I get very excited about the interrelationship between childhood play, imagination, and civilization. So many of the institutions we believe in only exist because we’ve all agreed to imagine they exist. Yuval Noah Harari explains the importance of imagination in everyday life in his bestseller “Sapiens.” I think of so many of our institutions as an intersubjective decision to play school, law, and banks “for realsies.”
Okay, I can keep this up all day. There is so much good stuff that relates to our work in this podcast, I really just recommend you listen to the podcast or read the transcript carefully.

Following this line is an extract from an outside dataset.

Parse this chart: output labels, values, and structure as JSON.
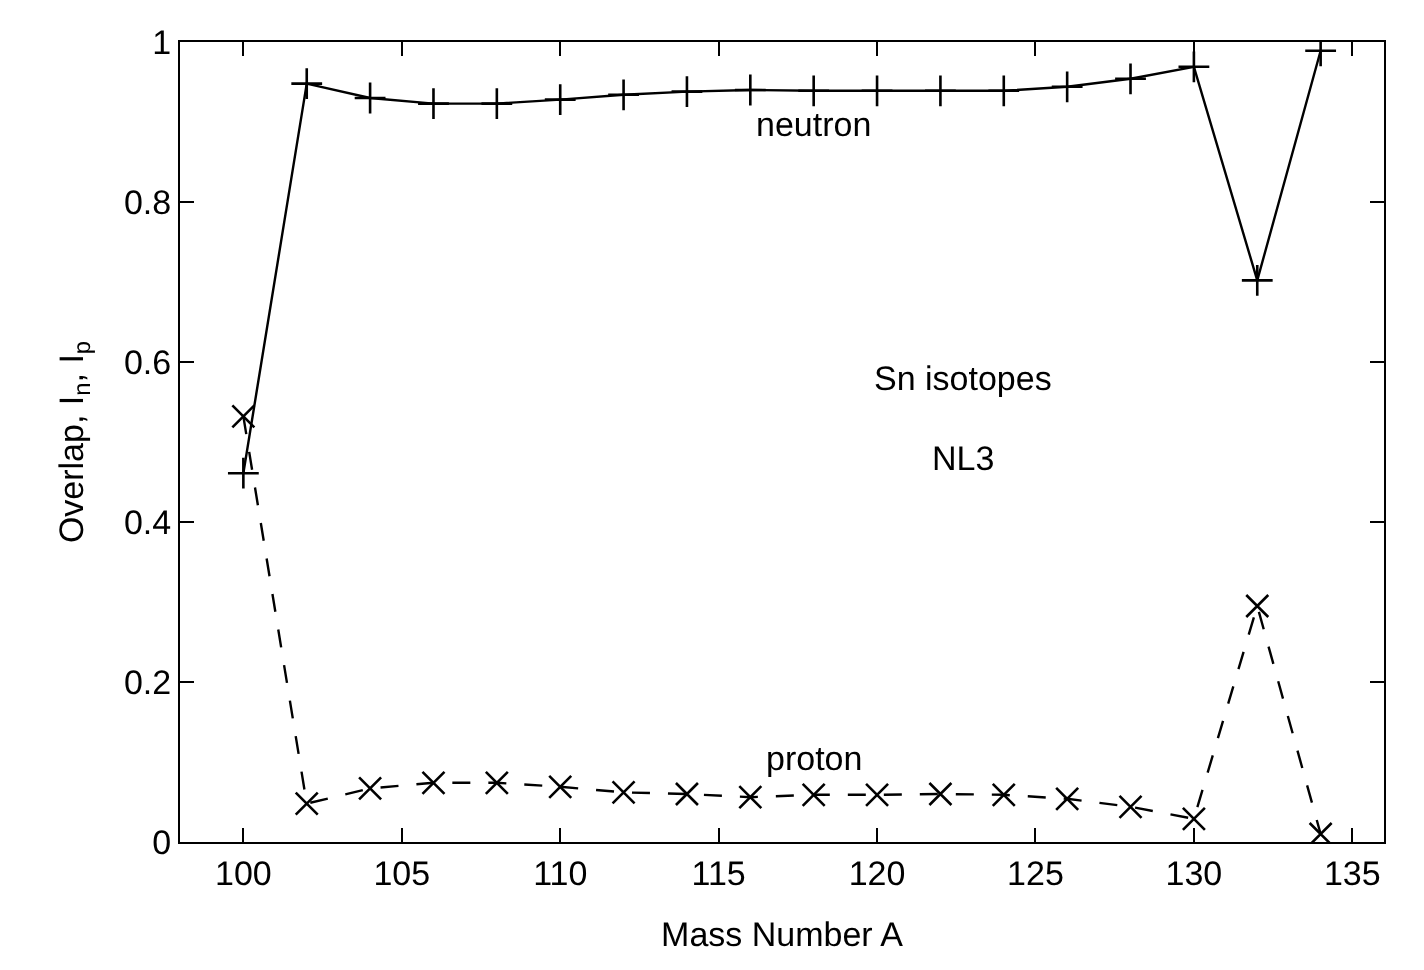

But all this leads me to a new “Coddling Caveat.” An objection that I’ve often been told since we released COTAM is that we simply don’t understand how hard it is not to be an anxious or paranoid parent in modern times. Au contraire. I am not just an anxious person as I discuss in the book, I am an anxious parent!I was reminded of this fact recently in Maryland with my family. We came upon some very scary stairs — worn, steep steps, extending very high, and with no handrail on one side. (Pictured at left.) My first, strong impulse was that we needed to carry our kids — two boys, then ages 2 and 4 — up the stairs for their own safety. Thankfully, my more level-headed wife was there to tell me how ridiculous that I was being! But yes, I can confirm that for those of us with an impulse for paranoid parenting, the free range parenting techniques are counterintuitive and hard! Checking yourself on your anxious parenting tendencies, and, if you’re lucky, having a partner to remind you of your values can be critical.
Thank you Kate for coming on the podcast, I really loved our conversation, and I hope you will stay in touch about this and about your forthcoming book about the sex recession!